SOFRO COM O LÚPUS

SOFRO COM O LÚPUS

domingo, 25 de março de 2012

DEPOIMENTOS

Segundo Dr. Gregory House, "it´s not lupus"!


Dez anos atrás meu mundo estava turvo. Em meio aos vestibulares e paixonites mal resolvidas, surgia o lúpus. Não entenda essas palavras como tristes, mas sim absorvidas. Dez anos atrás, eu mudei, minha vida mudou, mudaram meu rumo sem que houvesse uma escolha naturalmente minha. Dez anos atrás eu vivia o início de um tratamento que causava medo aos meus 17 anos... Aquele seria meu destino? Não tive medo, mas me senti muito triste. Triste como poucas vezes me senti nessa vida, ainda tão insignificante diante de tantas possibilidades que ainda existem.

Sei como isso causou medo a quem me amava, aos meus amigos e familiares, especialmente à minha mãe.
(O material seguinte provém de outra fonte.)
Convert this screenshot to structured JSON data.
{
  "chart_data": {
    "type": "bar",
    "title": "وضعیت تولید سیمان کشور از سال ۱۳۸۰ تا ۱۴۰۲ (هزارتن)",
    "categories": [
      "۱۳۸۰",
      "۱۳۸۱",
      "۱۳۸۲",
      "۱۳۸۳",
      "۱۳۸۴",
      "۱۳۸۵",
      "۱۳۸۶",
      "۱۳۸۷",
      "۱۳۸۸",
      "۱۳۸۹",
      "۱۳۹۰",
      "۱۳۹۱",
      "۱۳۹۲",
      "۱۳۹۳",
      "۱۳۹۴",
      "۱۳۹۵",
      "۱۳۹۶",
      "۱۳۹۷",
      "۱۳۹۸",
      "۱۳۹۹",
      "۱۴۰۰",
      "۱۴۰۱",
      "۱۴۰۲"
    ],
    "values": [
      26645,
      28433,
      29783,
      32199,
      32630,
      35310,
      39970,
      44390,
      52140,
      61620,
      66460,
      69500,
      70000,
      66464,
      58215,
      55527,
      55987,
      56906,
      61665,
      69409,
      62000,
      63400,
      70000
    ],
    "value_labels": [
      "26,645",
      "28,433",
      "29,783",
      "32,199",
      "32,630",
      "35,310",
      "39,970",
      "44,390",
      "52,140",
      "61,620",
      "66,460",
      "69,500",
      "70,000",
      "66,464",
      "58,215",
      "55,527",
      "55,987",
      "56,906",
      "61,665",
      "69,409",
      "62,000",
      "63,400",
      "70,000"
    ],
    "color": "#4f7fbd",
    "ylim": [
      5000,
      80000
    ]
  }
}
Só eu sei como era difícil olhar no espelho e não me encontrar. Só eu sei como era estranho pensar que o sol se transformara em inimigo, que agora eu viveria sob constante controle... À medida que a borboleta se manifestava no meu rosto, quando o cabelo se perdia por aí, ao ver meus olhos tristes nas fotografias... Quem era aquela pessoa, que eu não reconhecia? Aqueles olhos fundos da “Carolina” de Chico Buarque, num ano difícil, vivendo um amor impossível... O mundo havia mudado porque eu não era mais a mesma.

Dez anos atrás uma revolução foi iniciada. Sem volta. Não pense que escrevo essas palavras com tristeza, muito menos com pena de mim mesma. O “meu” lúpus era pouco perto de tantas outras coisas que vi na vida, seja na minha ou na de outras pessoas. Era um inimigo quase invisível. Irônico é pensar que o lúpus é um “auto-ataque”, ou seja, nada mais coerente com quem “eu era”: uma jovem esfarrapada e com medo de viver, como medo do que eu parecia aos olhos das outras pessoas. Fui escolhida. O lúpus é genético, mas se manifesta em casos específicos. Talvez algum dia eu mesma tenha escolhido enfrentar tudo isso, bem lá no fundo, como um grande teste. E quando olho pra trás, afirmo: enfrentei. Se em algum momento me desesperei, jamais deixei de correr atrás de melhores condições de vida. Se em algum momento eu perdi a esperança, logo a reencontrei. Se algum dia me senti horrível, tomei uma atitude: em minha casa não haveriam espelhos e relógios. O tempo voltaria a ser meu e minha face seria apenas um detalhe no que estava por vir.

Há muito tempo eu não falava sobre isso, pensando em como foi difícil no começo. Há muito tempo não penso como estou bem agora, como consegui superar alguns momentos de fraqueza. E se paro ainda pra pensar em quais foram os momentos que mudaram a minha vida, um deles com certeza foi a descoberta do lúpus, pois se sou quem sou hoje, devo uma parte considerável às lições que o lúpus me trouxe. Talvez o lúpus tenha me mostrado o que realmente era importante, ou como eu era bonita e não dava valor, ou como o mar era importante na minha história, ou como a vida era curta e frágil. Descobri que não podia desperdiçar o meu tempo e que eu deveria tentar, arriscar, errar, viver. As limitações eram ilusórias quando a vida ganhava um novo horizonte.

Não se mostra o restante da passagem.